To reduce false-positive correlations in ensuing analyses, physiological noise should be rectified by motion correction and regression, which can enhance tSNR by ~30%. The remaining ~25% of fluctuations may be due to actual neurovascular fluctuations at which the succeeding functional connectivity analysis is aimed.
Seed-based connectivity analysis (SCA) can produce connectivity maps that are able to visualize the temporal correlation of voxels with seed regions defined by priori. Rodent brain functional connectivity maps from seed regions in striatum and cortex reveal clear bilateral regions, suggesting powerful interhemispheric connectivity between homologous regions, as illustrated in figure 3.
It should be noted that observation of reliable, robust and particular connectivity networks may not be possible through traditional Isoflurane anaesthesia, and needs highly sensitive experimental protocols like Medetomidine sedation (Weber 2006, Pawela 2008, Williams 2010).
Figure 3. Seed based Functional Connectivity Maps (group average).
In addition, the topology of functional connectivity networks can be studied utilizing data-driven methods such as independent component analysis (ICA). This analysis consistently detects separated brain functional networks in both cortical and subcortical structures on a per-subject basis, as indicated in figure 4. Such methods are especially interesting to compare network topologies without a priori hypotheses between species or in pathologies.
Figure 4. Topography of Functional Connectivity Networks identified via ICA.
It has been identified from human studies that functional connectivity is susceptible to various neurological disorders. Initial studies demonstrate that this holds true for a number of animal models, for instance in the longitudinal evaluation of network remodelling after stroke, as demonstrated in figure 5.
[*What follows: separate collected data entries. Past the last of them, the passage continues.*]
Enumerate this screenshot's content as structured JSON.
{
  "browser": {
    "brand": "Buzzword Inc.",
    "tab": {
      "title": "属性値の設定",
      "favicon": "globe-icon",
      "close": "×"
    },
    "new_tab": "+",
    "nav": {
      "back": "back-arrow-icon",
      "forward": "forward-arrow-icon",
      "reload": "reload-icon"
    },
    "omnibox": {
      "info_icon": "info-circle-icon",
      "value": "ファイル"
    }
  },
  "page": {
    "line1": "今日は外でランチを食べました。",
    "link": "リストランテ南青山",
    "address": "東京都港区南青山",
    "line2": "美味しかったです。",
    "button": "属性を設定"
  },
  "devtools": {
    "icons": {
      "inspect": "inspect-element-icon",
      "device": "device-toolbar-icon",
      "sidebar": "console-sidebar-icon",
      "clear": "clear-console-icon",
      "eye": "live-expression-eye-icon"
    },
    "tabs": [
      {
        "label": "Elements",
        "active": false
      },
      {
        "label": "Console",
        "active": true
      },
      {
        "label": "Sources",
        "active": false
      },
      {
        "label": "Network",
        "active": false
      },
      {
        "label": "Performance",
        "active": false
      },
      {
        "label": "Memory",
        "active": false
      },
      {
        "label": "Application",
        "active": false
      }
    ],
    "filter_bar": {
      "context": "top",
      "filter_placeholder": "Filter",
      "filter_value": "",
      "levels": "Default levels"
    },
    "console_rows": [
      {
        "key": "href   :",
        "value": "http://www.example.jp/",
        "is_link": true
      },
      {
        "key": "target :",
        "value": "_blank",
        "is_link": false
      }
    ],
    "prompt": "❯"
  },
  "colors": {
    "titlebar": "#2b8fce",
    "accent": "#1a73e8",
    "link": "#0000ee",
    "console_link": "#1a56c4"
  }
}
Figure 5. Loss of Functional Connectivity after Stroke.
Functional connectivity MRI of the rat brain can deliver a functional readout for disease progression, treatment and repair in a number of existing animal models.
Through technical progression and extensive availability of high field systems, the challenge of fcMRI has moved towards novel data analysis strategies and maintenance of a suitable physiological state.
Functional connectivity, especially in tandem with other modalities, will be a key concept for neuroscientific research in the coming years. One of the crucial steps to manipulate this potential is to set up standard protocols for mouse fcMRI to access the wide range of transgenic animal models.
Produced from articles authored by Daniel Kalthoff and Mathias Hoehn.